2. Split the Dataset into Training and Testing Sets

Next, we’ll split the dataset into training and testing sets to evaluate the model's performance on unseen data.

# Separate features and target variable
X = data.drop('Outcome', axis=1)
y = data['Outcome']

# Split the data into 80% training and 20% testing sets
X_train, X_test, y_train, y_test = train_test_split(X, y, test_size=0.2, random_state=42)

# Display the shape of the training and testing sets
print(f"Training set shape: {X_train.shape}")
print(f"Testing set shape: {X_test.shape}")

Explanation:

• We use train_test_split to randomly split the data into training and testing sets.
• 80% of the data is used for training, and 20% is reserved for testing.

---

3. Train the Logistic Regression Model

Now, we’ll train the Logistic Regression model using the training set.

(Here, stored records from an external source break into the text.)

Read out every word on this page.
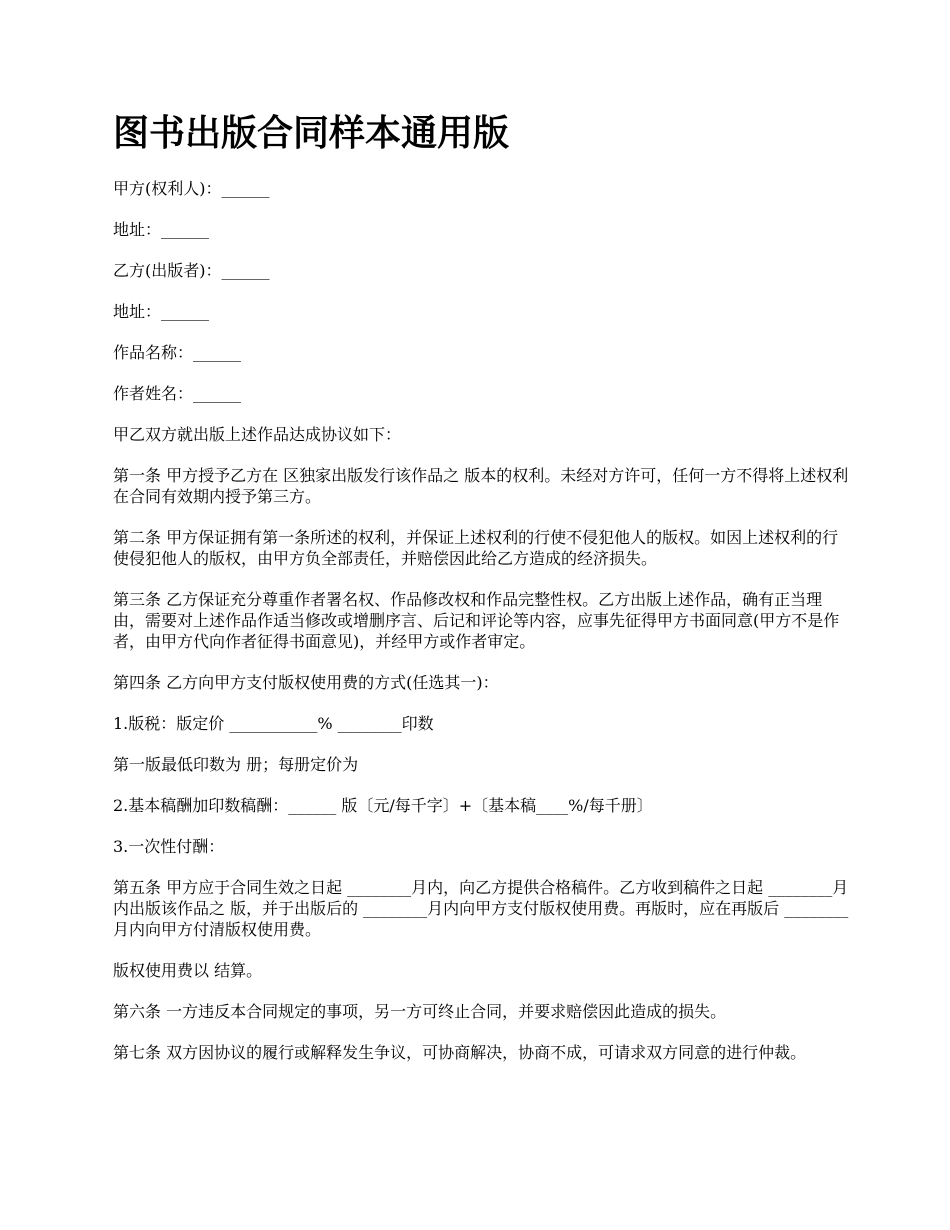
图书出版合同样本通用版

甲方(权利人)：______

地址：______

乙方(出版者)：______

地址：______

作品名称：______

作者姓名：______

甲乙双方就出版上述作品达成协议如下：

第一条 甲方授予乙方在 区独家出版发行该作品之 版本的权利。未经对方许可，任何一方不得将上述权利在合同有效期内授予第三方。

第二条 甲方保证拥有第一条所述的权利，并保证上述权利的行使不侵犯他人的版权。如因上述权利的行使侵犯他人的版权，由甲方负全部责任，并赔偿因此给乙方造成的经济损失。

第三条 乙方保证充分尊重作者署名权、作品修改权和作品完整性权。乙方出版上述作品，确有正当理由，需要对上述作品作适当修改或增删序言、后记和评论等内容，应事先征得甲方书面同意(甲方不是作者，由甲方代向作者征得书面意见)，并经甲方或作者审定。

第四条 乙方向甲方支付版权使用费的方式(任选其一)：

1.版税：版定价 ___________% ________印数

第一版最低印数为 册；每册定价为

2.基本稿酬加印数稿酬：______ 版〔元/每千字〕+〔基本稿____%/每千册〕

3.一次性付酬：

第五条 甲方应于合同生效之日起 ________月内，向乙方提供合格稿件。乙方收到稿件之日起 ________月内出版该作品之 版，并于出版后的 ________月内向甲方支付版权使用费。再版时，应在再版后 ________月内向甲方付清版权使用费。

版权使用费以 结算。

第六条 一方违反本合同规定的事项，另一方可终止合同，并要求赔偿因此造成的损失。

第七条 双方因协议的履行或解释发生争议，可协商解决，协商不成，可请求双方同意的进行仲裁。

from sklearn.linear_model import LogisticRegression

# Initialize the logistic regression model
model = LogisticRegression(max_iter=1000)

# Train the model on the training data
model.fit(X_train, y_train)

# Display the learned coefficients and intercept
print(f"Coefficients: {model.coef_}")
print(f"Intercept: {model.intercept_}")

Explanation:

• We initialize the LogisticRegression model with max_iter=1000 to ensure enough iterations for convergence.
• The model learns the coefficients $\beta_1, \beta_2, \dots, \beta_n$ and the intercept $\beta_0$ from the training data.

---

4. Evaluate the Model

After training, we need to evaluate how well the model performs on the test set. We will calculate accuracy and examine the confusion matrix, precision, recall, and F1-score.

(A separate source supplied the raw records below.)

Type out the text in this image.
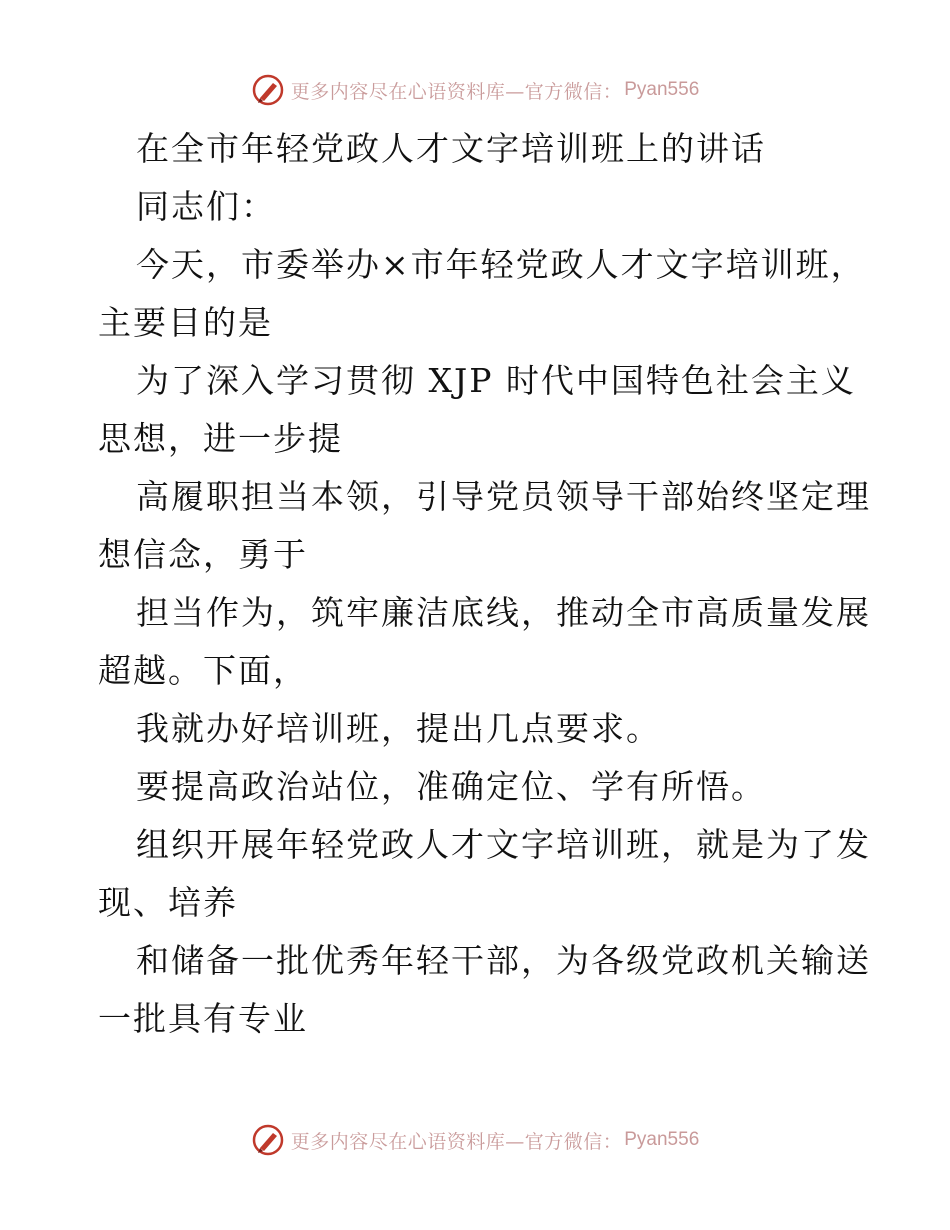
更多内容尽在心语资料库—官方微信： Pyan556
在全市年轻党政人才文字培训班上的讲话
同志们：
今天，市委举办×市年轻党政人才文字培训班，
主要目的是
为了深入学习贯彻 XJP 时代中国特色社会主义
思想，进一步提
高履职担当本领，引导党员领导干部始终坚定理
想信念，勇于
担当作为，筑牢廉洁底线，推动全市高质量发展
超越。下面，
我就办好培训班，提出几点要求。
要提高政治站位，准确定位、学有所悟。
组织开展年轻党政人才文字培训班，就是为了发
现、培养
和储备一批优秀年轻干部，为各级党政机关输送
一批具有专业
更多内容尽在心语资料库—官方微信： Pyan556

from sklearn.metrics import accuracy_score, confusion_matrix, classification_report

# Predict the labels for the test set
y_pred = model.predict(X_test)

# Calculate accuracy
accuracy = accuracy_score(y_test, y_pred)
print(f"Accuracy: {accuracy * 100:.2f}%")

# Generate the confusion matrix
conf_matrix = confusion_matrix(y_test, y_pred)
print("Confusion Matrix:")
print(conf_matrix)

# Print the classification report
class_report = classification_report(y_test, y_pred)
print("Classification Report:")
print(class_report)

Evaluation Metrics:

• Accuracy: The percentage of correctly predicted labels.
• Confusion Matrix: Shows the true positives, true negatives, false positives, and false negatives.
• Precision: The ratio of true positives to all predicted positives.
• Recall: The ratio of true positives to all actual positives.
• F1-Score: The harmonic mean of precision and recall.

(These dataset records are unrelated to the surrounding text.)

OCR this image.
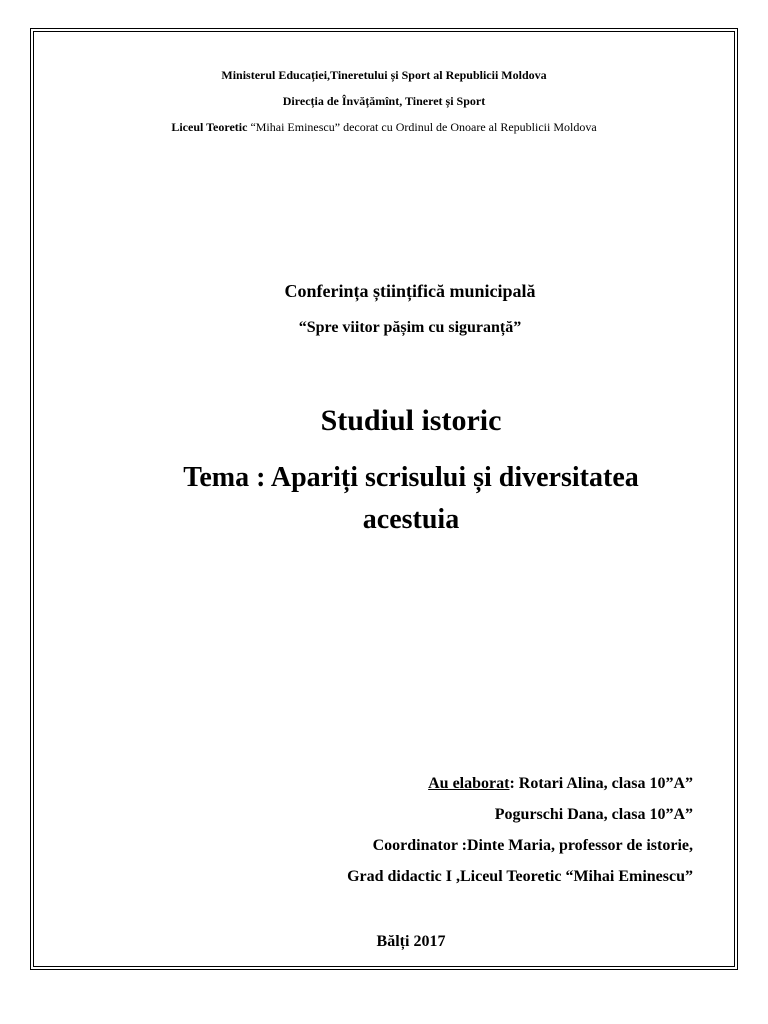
Ministerul Educației,Tineretului și Sport al Republicii Moldova
Direcția de Învățămînt, Tineret și Sport
Liceul Teoretic “Mihai Eminescu” decorat cu Ordinul de Onoare al Republicii Moldova
Conferința științifică municipală
“Spre viitor pășim cu siguranță”
Studiul istoric
Tema : Apariți scrisului și diversitatea
acestuia
Au elaborat: Rotari Alina, clasa 10”A”
Pogurschi Dana, clasa 10”A”
Coordinator :Dinte Maria, professor de istorie,
Grad didactic I ,Liceul Teoretic “Mihai Eminescu”
Bălți 2017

Example Output (Interpretation):

• Accuracy: Measures overall performance, but may be misleading in imbalanced datasets.
• Confusion Matrix: Gives a clearer picture of where the model is making errors (e.g., false positives and false negatives).
• Precision, Recall, F1-Score: These metrics are especially useful in cases of class imbalance.

---

5. Make Predictions on New Data

Finally, let’s use the trained logistic regression model to make predictions on new, unseen data.

# New data (example of a single data point)
new_data = [[6, 148, 72, 35, 0, 33.6, 0.627, 50]]  # Example input

# Predict whether the person has diabetes or not
predicted_outcome = model.predict(new_data)

# Predict the probability that the person has diabetes
predicted_proba = model.predict_proba(new_data)

print(f"Predicted Outcome: {'Diabetic' if predicted_outcome[0] == 1 else 'Not Diabetic'}")
print(f"Probability of being Diabetic: {predicted_proba[0][1] * 100:.2f}%")

Explanation:

• We create an example new data point to predict whether the person is diabetic.
• The predict method returns the predicted class (0 or 1), and predict_proba gives the probability of each class.

---

Summary

In this section, we walked through the process of using Logistic Regression with scikit-learn to classify diabetes in the Pima Indians Diabetes dataset. We covered:

• Loading and exploring the dataset.
• Splitting the data into training and testing sets.
• Training a logistic regression model.
• Evaluating the model using accuracy, confusion matrix, and classification report.
• Making predictions on new data.

This tutorial demonstrates how easy and effective logistic regression can be for solving binary classification problems. In the next sections, we will explore how to implement logistic regression using other machine learning libraries such as TensorFlow and PyTorch.